Quick GuideStroke: Causes, Symptoms, and Recovery
How is a stroke diagnosed?
Time is of the essence since the longer a stroke remains unrecognized and untreated, the longer brain cells are deprived of oxygen-rich blood and the greater number of brain cells that die and cannot be replaced.
- The American Heart Association and the American Stroke Association recommend that everybody be aware of FAST in recognizing stroke: Face Drooping, Arm Weakness, Speech Difficulty, Time to Call 9-1-1
- First responders, EMTs and paramedics may use the Cincinnati Prehospital Stroke Scale to recognize a stroke and alert the emergency department to prepare for their arrival. This scale addresses the same three components as the FAST: speech, arm strength, and speech.
- In the emergency department, nurses and doctors may use the National Institute of Health Stroke Scale to perform a more in depth and standardized neurologic examination.
The clinical diagnosis of stroke is usually made after the health care professional performs a history and physical examination. While speed is important in making the diagnosis, it is also important to learn about the circumstances that brought the patient to be seen. For example, the patient just started slurring words about an hour ago versus the patient has been slurring his words since last evening.

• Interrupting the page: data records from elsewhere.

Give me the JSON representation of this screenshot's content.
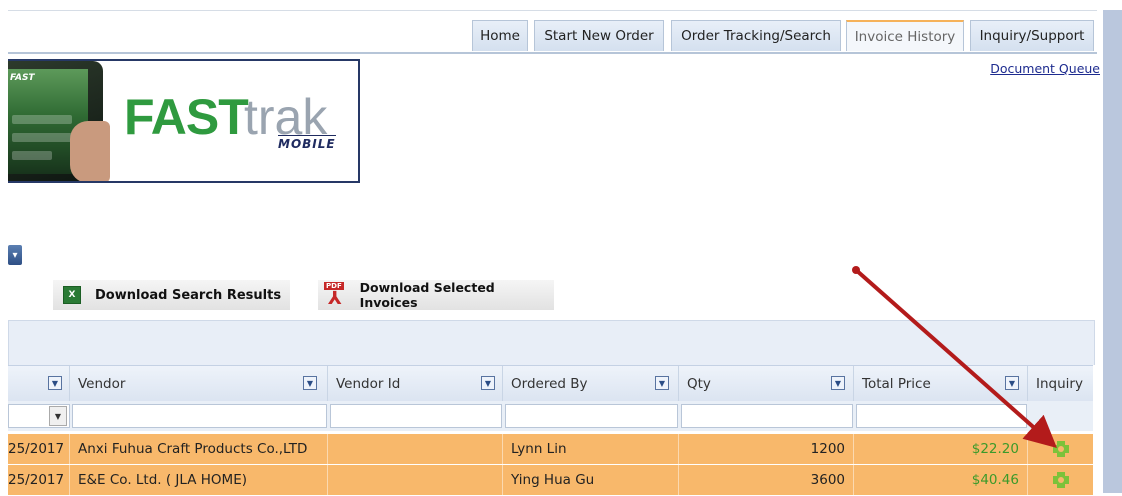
{
  "tabs": [
    {
      "label": "Home",
      "active": false
    },
    {
      "label": "Start New Order",
      "active": false
    },
    {
      "label": "Order Tracking/Search",
      "active": false
    },
    {
      "label": "Invoice History",
      "active": true
    },
    {
      "label": "Inquiry/Support",
      "active": false
    }
  ],
  "header": {
    "document_queue": "Document Queue"
  },
  "logo": {
    "fast": "FAST",
    "trak": "trak",
    "mobile": "MOBILE",
    "phone_brand": "FAST"
  },
  "actions": {
    "download_search_results": "Download Search Results",
    "download_selected_invoices": "Download Selected Invoices",
    "pdf_tag": "PDF"
  },
  "grid": {
    "columns": [
      "Vendor",
      "Vendor Id",
      "Ordered By",
      "Qty",
      "Total Price",
      "Inquiry"
    ],
    "rows": [
      {
        "date": "25/2017",
        "vendor": "Anxi Fuhua Craft Products Co.,LTD",
        "vendor_id": "",
        "ordered_by": "Lynn Lin",
        "qty": "1200",
        "total_price": "$22.20"
      },
      {
        "date": "25/2017",
        "vendor": "E&E Co. Ltd. ( JLA HOME)",
        "vendor_id": "",
        "ordered_by": "Ying Hua Gu",
        "qty": "3600",
        "total_price": "$40.46"
      }
    ]
  },
  "colors": {
    "row_highlight": "#f8b86b",
    "price_green": "#3b9a2a",
    "arrow_red": "#b31b1b",
    "active_tab_accent": "#f6b25a"
  }
}
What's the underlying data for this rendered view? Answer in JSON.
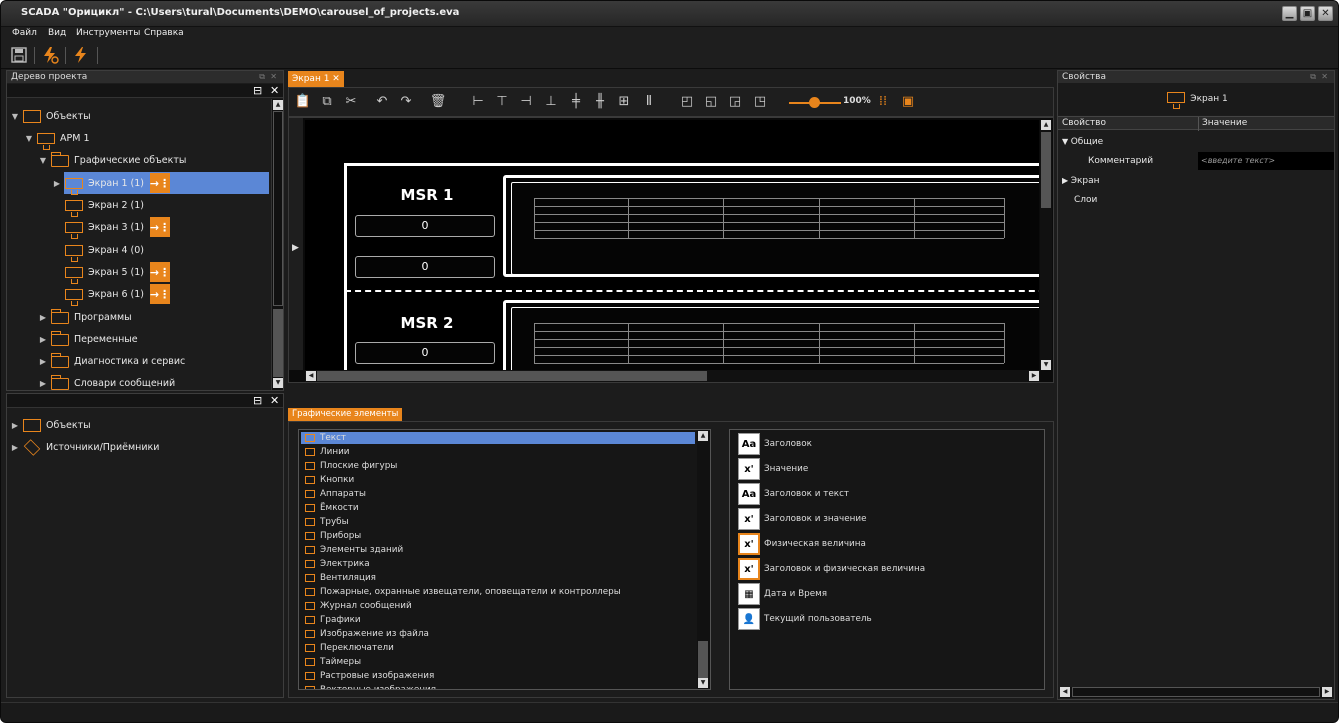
{
  "window": {
    "title": "SCADA \"Орицикл\" - C:\\Users\\tural\\Documents\\DEMO\\carousel_of_projects.eva"
  },
  "menu": [
    "Файл",
    "Вид",
    "Инструменты",
    "Справка"
  ],
  "project_tree": {
    "title": "Дерево проекта",
    "items": [
      {
        "label": "Объекты"
      },
      {
        "label": "АРМ 1"
      },
      {
        "label": "Графические объекты"
      },
      {
        "label": "Экран 1 (1)"
      },
      {
        "label": "Экран 2 (1)"
      },
      {
        "label": "Экран 3 (1)"
      },
      {
        "label": "Экран 4 (0)"
      },
      {
        "label": "Экран 5 (1)"
      },
      {
        "label": "Экран 6 (1)"
      },
      {
        "label": "Программы"
      },
      {
        "label": "Переменные"
      },
      {
        "label": "Диагностика и сервис"
      },
      {
        "label": "Словари сообщений"
      }
    ]
  },
  "objects_tree": {
    "items": [
      {
        "label": "Объекты"
      },
      {
        "label": "Источники/Приёмники"
      }
    ]
  },
  "editor": {
    "tab_label": "Экран 1",
    "zoom": "100%",
    "canvas": {
      "msr1": {
        "title": "MSR 1",
        "value1": "0",
        "value2": "0"
      },
      "msr2": {
        "title": "MSR 2",
        "value1": "0"
      }
    }
  },
  "graphic_elements": {
    "tab_label": "Графические элементы",
    "categories": [
      "Текст",
      "Линии",
      "Плоские фигуры",
      "Кнопки",
      "Аппараты",
      "Ёмкости",
      "Трубы",
      "Приборы",
      "Элементы зданий",
      "Электрика",
      "Вентиляция",
      "Пожарные, охранные извещатели, оповещатели и контроллеры",
      "Журнал сообщений",
      "Графики",
      "Изображение из файла",
      "Переключатели",
      "Таймеры",
      "Растровые изображения",
      "Векторные изображения"
    ],
    "elements": [
      {
        "label": "Заголовок",
        "icon": "Aa"
      },
      {
        "label": "Значение",
        "icon": "x'"
      },
      {
        "label": "Заголовок и текст",
        "icon": "Aa"
      },
      {
        "label": "Заголовок и значение",
        "icon": "x'"
      },
      {
        "label": "Физическая величина",
        "icon": "x'"
      },
      {
        "label": "Заголовок и физическая величина",
        "icon": "x'"
      },
      {
        "label": "Дата и Время",
        "icon": "calendar-icon"
      },
      {
        "label": "Текущий пользователь",
        "icon": "user-icon"
      }
    ]
  },
  "properties": {
    "title": "Свойства",
    "object_name": "Экран 1",
    "col_property": "Свойство",
    "col_value": "Значение",
    "group_general": "Общие",
    "comment_label": "Комментарий",
    "comment_placeholder": "<введите текст>",
    "group_screen": "Экран",
    "layers": "Слои"
  },
  "colors": {
    "accent": "#e8851c",
    "selection": "#5b87d6",
    "background": "#1c1c1c"
  }
}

There is urgency to make the diagnosis and determine whether treatment with thrombolytic medications (clot-busting drugs) to “reverse” the stroke is a possibility. The time frame to intervene is narrow and may be as short as 3 to 4 ½ hours after onset of symptoms. For that reason, family members or bystanders may be needed to confirm information, especially if the patient is not fully awake or has a speech deficit.

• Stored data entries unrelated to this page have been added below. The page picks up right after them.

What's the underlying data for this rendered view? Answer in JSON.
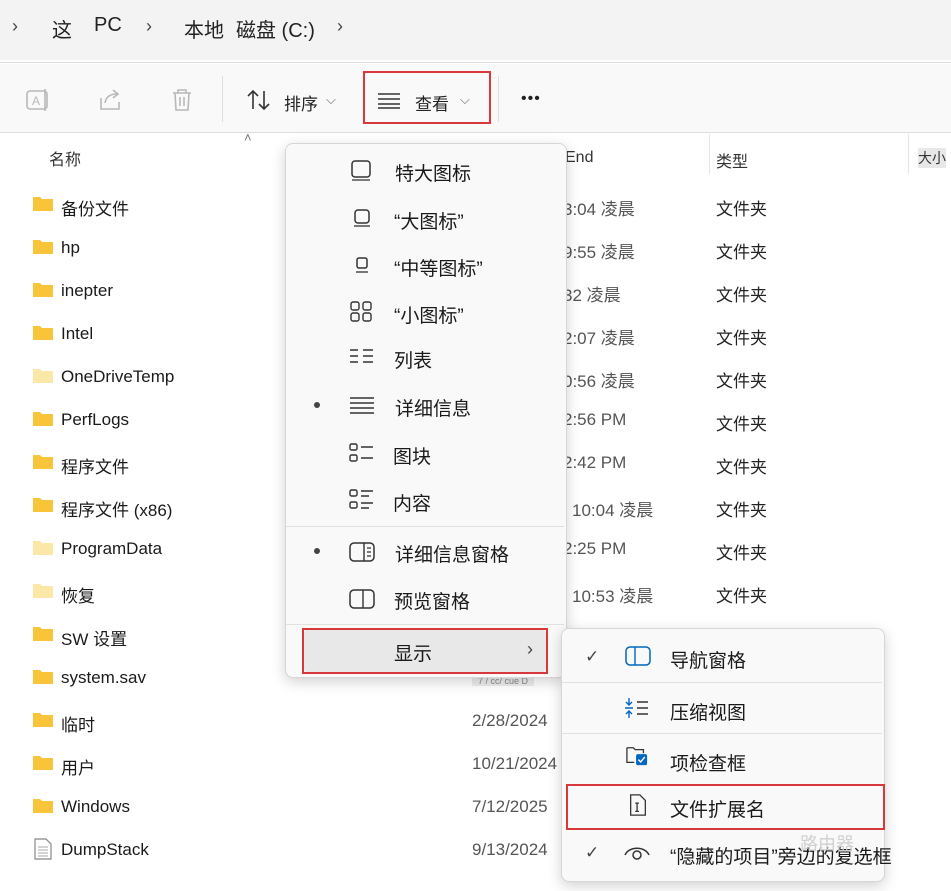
{
  "breadcrumb": {
    "items": [
      "这",
      "PC",
      "本地",
      "磁盘 (C:)"
    ]
  },
  "toolbar": {
    "sort_label": "排序",
    "view_label": "查看",
    "more_label": "•••"
  },
  "file_list": {
    "headers": {
      "name": "名称",
      "date": "End",
      "type": "类型",
      "size": "大小"
    },
    "rows": [
      {
        "name": "备份文件",
        "date": "3:04 凌晨",
        "type": "文件夹"
      },
      {
        "name": "hp",
        "date": "9:55 凌晨",
        "type": "文件夹"
      },
      {
        "name": "inepter",
        "date": "32 凌晨",
        "type": "文件夹"
      },
      {
        "name": "Intel",
        "date": "2:07 凌晨",
        "type": "文件夹"
      },
      {
        "name": "OneDriveTemp",
        "date": "0:56 凌晨",
        "type": "文件夹"
      },
      {
        "name": "PerfLogs",
        "date": "2:56 PM",
        "type": "文件夹"
      },
      {
        "name": "程序文件",
        "date": "2:42 PM",
        "type": "文件夹"
      },
      {
        "name": "程序文件 (x86)",
        "date": "10:04 凌晨",
        "type": "文件夹"
      },
      {
        "name": "ProgramData",
        "date": "2:25 PM",
        "type": "文件夹"
      },
      {
        "name": "恢复",
        "date": "10:53 凌晨",
        "type": "文件夹"
      },
      {
        "name": "SW 设置",
        "date": "",
        "type": ""
      },
      {
        "name": "system.sav",
        "date": "7 / cc/ cue D",
        "type": ""
      },
      {
        "name": "临时",
        "date": "2/28/2024",
        "type": ""
      },
      {
        "name": "用户",
        "date": "10/21/2024",
        "type": ""
      },
      {
        "name": "Windows",
        "date": "7/12/2025",
        "type": ""
      },
      {
        "name": "DumpStack",
        "date": "9/13/2024",
        "type": ""
      }
    ]
  },
  "view_menu": {
    "items": [
      {
        "label": "特大图标"
      },
      {
        "label": "“大图标”"
      },
      {
        "label": "“中等图标”"
      },
      {
        "label": "“小图标”"
      },
      {
        "label": "列表"
      },
      {
        "label": "详细信息"
      },
      {
        "label": "图块"
      },
      {
        "label": "内容"
      },
      {
        "label": "详细信息窗格"
      },
      {
        "label": "预览窗格"
      },
      {
        "label": "显示"
      }
    ]
  },
  "show_submenu": {
    "items": [
      {
        "label": "导航窗格"
      },
      {
        "label": "压缩视图"
      },
      {
        "label": "项检查框"
      },
      {
        "label": "文件扩展名"
      },
      {
        "label": "“隐藏的项目”旁边的复选框"
      }
    ]
  },
  "colors": {
    "highlight": "#d9383a",
    "accent": "#0067c0",
    "folder": "#f8c53a"
  },
  "watermark": "路由器"
}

History may include asking about what symptoms are present, when they began, and if they are improving, progressing, or remaining the same. Past medical history will look for stroke risk factors, medications, allergies, and any recent illnesses or surgeries. Medication history is very important, especially when the patient is taking anticoagulants (examples include warfarin [Coumadin], dabigatrin [Pradaxa], rixaroxiban [Xarelto], apixaban [Eliquis]).

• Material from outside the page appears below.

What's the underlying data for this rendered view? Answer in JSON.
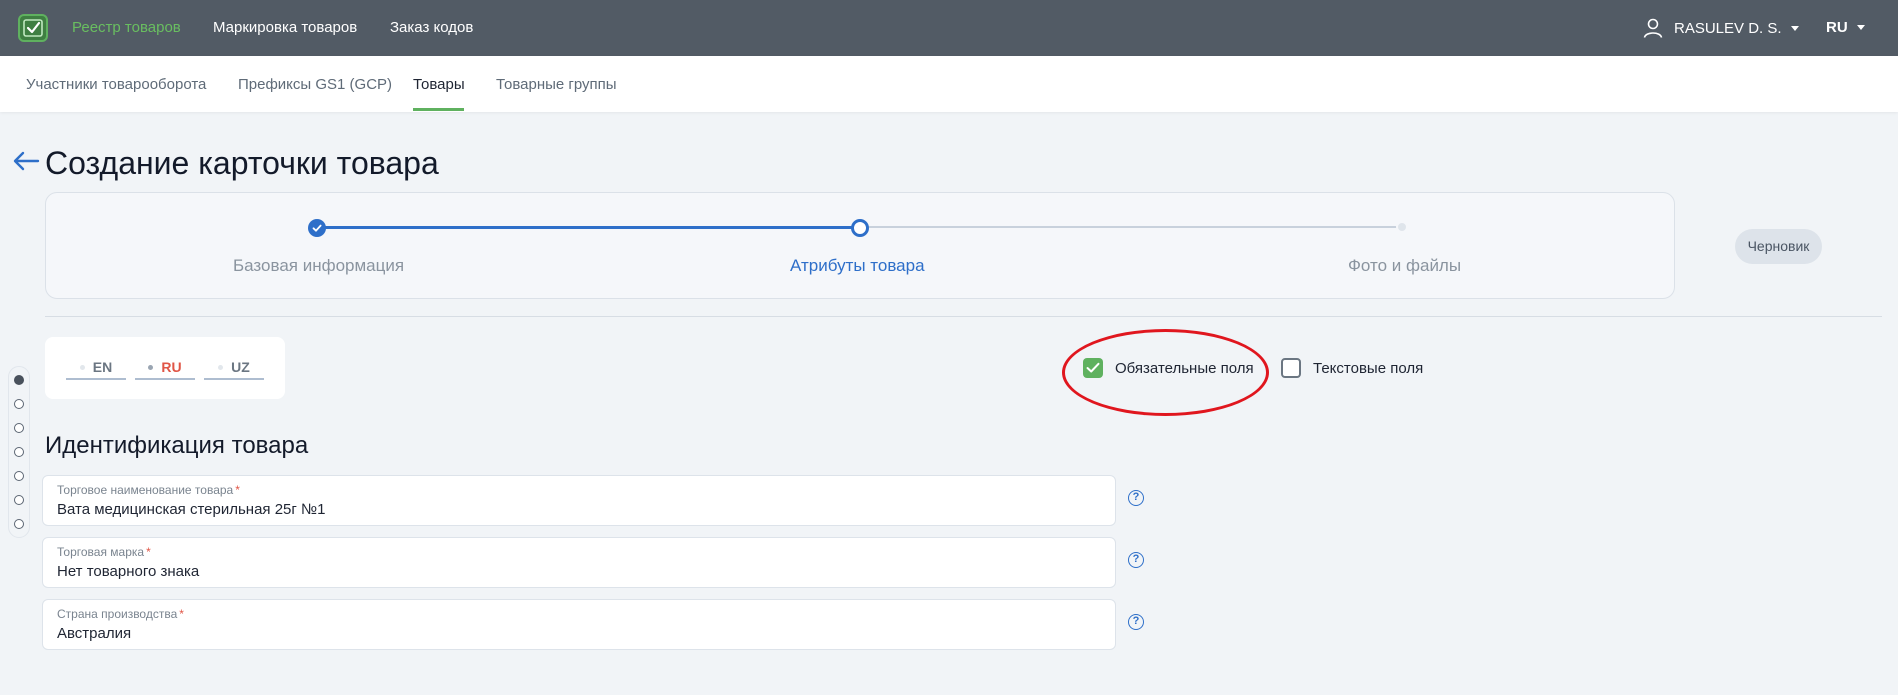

Physical examination includes assessing vital signs and patient wakefulness. A neurologic examination is performed, usually using the standardized stroke scale. Heart, lungs, and abdomen are also assessed.
If an acute stroke is still a consideration, blood tests and CT of the head are indicated. However, the tests are not used to make the diagnosis, but are used to help plan treatment. Nonetheless, a CT is often used to differentiate an ischemic from a hemorrhagic stroke because the treatment plans are quite different.
The CT is used to look for bleeding or masses in the brain and potentially how much brain tissue is experiencing decreased blood supply.
An MRI of the brain may be possibly indicated, but not all hospitals have this technology readily available.
Blood tests may include a complete blood count (CBC), to measure red blood cell count and platelets, electrolytes, blood glucose, and kidney function and blood tests to measure blood clotting function, international normalized ratio (INR), prothrombin time (PT) and partial thromboplastin time (PTT). Other blood tests may be indicated based upon the patient's specific situation.
An EKG may be performed to check the heart's rate and rhythm. The patient is usually placed on a cardiac monitor.